Is Jealousy Healthy?

Jealousy has been called "love's curse." It's the emotion you feel toward a rival who si winning something you have or counted on getting - usually the love, attention, or respect of someone you care about. Jealousy can be aroused by an object symbolizing love - like an heirloom left to one sister, with no equal bequest to the other.

But jealousy also flares when affection isn't involved. What we call jealousy really is a cluster of distressing emotional reactions. to loss or threat od loss to a rival.

If jealousy is about loss, envy -- its twin -- is about gain: how much we want what someone else has and fear that we can't get it. People's biggest misconception about jealousy is that it's a sign of love. Total absence of jealousy in someone we love, in fact, may suggest the person doesn't value us enough.

However, loving someone means, among other things, wanting that person to be happy and fulfilled. Yet extremely jealous people are not able to handle that. They tend to feel threatened if their partners or close friends become successful or self-sufficient.

"Jealousy is not a barometer by which the depth of love can be read, it merely records the degree of the lover's insecurity," wrote Margaret Mead. The greater insecurity, the greater the possessiveness and suspicion, as Darwin did, that jealousy is genetically programmed into humans as survival mechanism. For instance, helpless infants need to be jealous of anything that diverts mother's attention. Social behavioral psychologists tend to believe that jealous reactions are largely learned. Whatever their origins, moderate feelings of jealousy can be useful if dealt with rationally.

Jealousy can motivate us to change and grow. We can use it to spot areas in our life or relationships that need improvement. Jealousy "occurs because we see ourselves as having less to give than the object of our jealousy," writes Buscaglia. "Jealousy diminishes only when we regain a feeling of worth and self-respect." The key: make sure whatever you're doing is primarily for your own satisfaction and self-esteem, not to undermine a rival or elicit a reaction from a third person.

"Life with a jealous person is a like continually walking through a mine field, fearful of taking the wrong step," writes marital and family therapist Rober L. Barker, Ph. D., in the Green-Eyed Marriage (The Free Press). One must justify normal behavior, such as greeting an attractive neighbor; avoid the wrong companion; try not to do the unexpected, such as coming home late from work. Life gets narrower untel the jealous partner is practically the only one in it.

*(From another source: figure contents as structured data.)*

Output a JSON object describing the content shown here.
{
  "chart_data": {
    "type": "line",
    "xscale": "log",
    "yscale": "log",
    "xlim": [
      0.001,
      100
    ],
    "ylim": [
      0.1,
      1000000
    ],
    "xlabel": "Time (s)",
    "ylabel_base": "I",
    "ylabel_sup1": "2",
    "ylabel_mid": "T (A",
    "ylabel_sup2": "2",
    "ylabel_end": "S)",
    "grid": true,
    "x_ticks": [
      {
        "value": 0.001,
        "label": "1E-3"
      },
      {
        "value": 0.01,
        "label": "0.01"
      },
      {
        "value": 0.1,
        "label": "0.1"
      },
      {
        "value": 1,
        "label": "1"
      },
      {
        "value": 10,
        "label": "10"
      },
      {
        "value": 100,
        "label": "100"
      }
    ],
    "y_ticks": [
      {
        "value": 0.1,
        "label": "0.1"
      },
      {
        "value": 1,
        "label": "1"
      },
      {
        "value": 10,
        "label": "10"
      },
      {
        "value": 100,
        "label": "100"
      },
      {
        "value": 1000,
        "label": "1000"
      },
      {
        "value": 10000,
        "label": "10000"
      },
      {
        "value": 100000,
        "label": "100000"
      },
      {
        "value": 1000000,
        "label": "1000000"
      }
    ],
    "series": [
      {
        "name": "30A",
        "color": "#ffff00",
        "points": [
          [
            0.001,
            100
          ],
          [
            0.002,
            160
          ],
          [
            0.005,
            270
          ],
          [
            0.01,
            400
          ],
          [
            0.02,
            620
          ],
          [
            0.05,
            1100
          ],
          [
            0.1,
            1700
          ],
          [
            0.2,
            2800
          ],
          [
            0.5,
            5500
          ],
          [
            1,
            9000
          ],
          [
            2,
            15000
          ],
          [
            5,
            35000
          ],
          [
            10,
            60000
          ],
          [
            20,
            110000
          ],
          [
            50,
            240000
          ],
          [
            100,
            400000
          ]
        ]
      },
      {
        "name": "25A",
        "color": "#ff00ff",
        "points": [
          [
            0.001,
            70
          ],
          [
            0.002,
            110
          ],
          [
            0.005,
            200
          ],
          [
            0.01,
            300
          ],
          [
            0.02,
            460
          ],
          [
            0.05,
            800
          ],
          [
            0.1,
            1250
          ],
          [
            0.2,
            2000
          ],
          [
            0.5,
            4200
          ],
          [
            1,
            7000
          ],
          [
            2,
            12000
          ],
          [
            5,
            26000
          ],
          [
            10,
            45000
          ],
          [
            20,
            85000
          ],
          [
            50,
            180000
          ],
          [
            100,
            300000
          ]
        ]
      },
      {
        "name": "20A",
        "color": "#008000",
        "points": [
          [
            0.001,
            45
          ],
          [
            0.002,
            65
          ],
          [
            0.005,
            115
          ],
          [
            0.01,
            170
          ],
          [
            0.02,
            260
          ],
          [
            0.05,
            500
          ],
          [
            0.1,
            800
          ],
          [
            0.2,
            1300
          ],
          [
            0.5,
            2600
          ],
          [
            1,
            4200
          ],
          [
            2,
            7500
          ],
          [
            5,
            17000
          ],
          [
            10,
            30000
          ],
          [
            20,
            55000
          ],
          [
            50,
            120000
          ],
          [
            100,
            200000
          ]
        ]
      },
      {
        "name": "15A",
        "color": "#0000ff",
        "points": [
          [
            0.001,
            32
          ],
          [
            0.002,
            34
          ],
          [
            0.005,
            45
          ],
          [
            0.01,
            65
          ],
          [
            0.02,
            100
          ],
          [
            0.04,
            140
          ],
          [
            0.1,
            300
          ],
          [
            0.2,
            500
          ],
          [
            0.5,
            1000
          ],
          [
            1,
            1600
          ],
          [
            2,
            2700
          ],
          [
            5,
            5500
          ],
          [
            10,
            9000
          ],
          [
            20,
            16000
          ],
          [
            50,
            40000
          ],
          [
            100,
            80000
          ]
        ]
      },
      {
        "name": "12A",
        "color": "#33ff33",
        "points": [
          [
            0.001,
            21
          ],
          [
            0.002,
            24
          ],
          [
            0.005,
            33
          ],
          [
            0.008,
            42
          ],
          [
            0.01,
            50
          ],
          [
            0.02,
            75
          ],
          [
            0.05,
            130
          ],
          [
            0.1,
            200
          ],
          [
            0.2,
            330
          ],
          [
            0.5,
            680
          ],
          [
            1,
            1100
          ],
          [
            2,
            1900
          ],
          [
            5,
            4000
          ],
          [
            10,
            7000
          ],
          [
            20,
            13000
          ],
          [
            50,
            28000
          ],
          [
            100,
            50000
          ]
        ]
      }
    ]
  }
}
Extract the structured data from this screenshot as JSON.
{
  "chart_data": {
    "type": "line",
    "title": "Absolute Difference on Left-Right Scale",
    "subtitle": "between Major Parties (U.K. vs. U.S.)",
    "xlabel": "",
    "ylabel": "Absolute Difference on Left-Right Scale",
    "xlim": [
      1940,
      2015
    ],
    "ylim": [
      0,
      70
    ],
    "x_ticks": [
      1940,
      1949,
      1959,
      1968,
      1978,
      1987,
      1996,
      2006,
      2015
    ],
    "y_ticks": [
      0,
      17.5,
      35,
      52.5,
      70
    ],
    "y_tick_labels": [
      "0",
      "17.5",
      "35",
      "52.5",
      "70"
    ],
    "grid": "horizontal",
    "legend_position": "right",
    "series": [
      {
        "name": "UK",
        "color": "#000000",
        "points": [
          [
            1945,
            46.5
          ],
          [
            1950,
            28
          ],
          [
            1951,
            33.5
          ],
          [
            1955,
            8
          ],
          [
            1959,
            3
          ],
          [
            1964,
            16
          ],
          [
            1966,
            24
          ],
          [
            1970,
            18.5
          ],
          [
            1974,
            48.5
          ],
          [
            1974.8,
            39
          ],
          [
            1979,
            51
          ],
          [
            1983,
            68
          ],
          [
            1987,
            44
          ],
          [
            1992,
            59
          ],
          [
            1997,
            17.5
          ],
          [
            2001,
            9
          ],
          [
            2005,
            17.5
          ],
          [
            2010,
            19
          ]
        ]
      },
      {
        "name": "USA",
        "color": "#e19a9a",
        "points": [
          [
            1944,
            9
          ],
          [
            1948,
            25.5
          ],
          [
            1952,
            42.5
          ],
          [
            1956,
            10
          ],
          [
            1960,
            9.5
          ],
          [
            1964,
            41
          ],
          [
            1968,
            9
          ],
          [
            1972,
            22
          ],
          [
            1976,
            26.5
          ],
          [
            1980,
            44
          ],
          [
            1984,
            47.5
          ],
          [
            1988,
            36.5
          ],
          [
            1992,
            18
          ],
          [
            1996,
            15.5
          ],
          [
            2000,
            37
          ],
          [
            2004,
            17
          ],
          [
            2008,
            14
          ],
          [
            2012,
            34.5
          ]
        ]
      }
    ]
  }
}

Dr. Barker recommendations: help the jealous person feel more self-confident and confident about the relationship by being attentive and by showing a desire to spend time with him or her; clarify what both partners think is tolerable and intolerable behavior; and make frequent references to being together in the future. Finally, one is in a much stronger position if always truthful with the jealous person.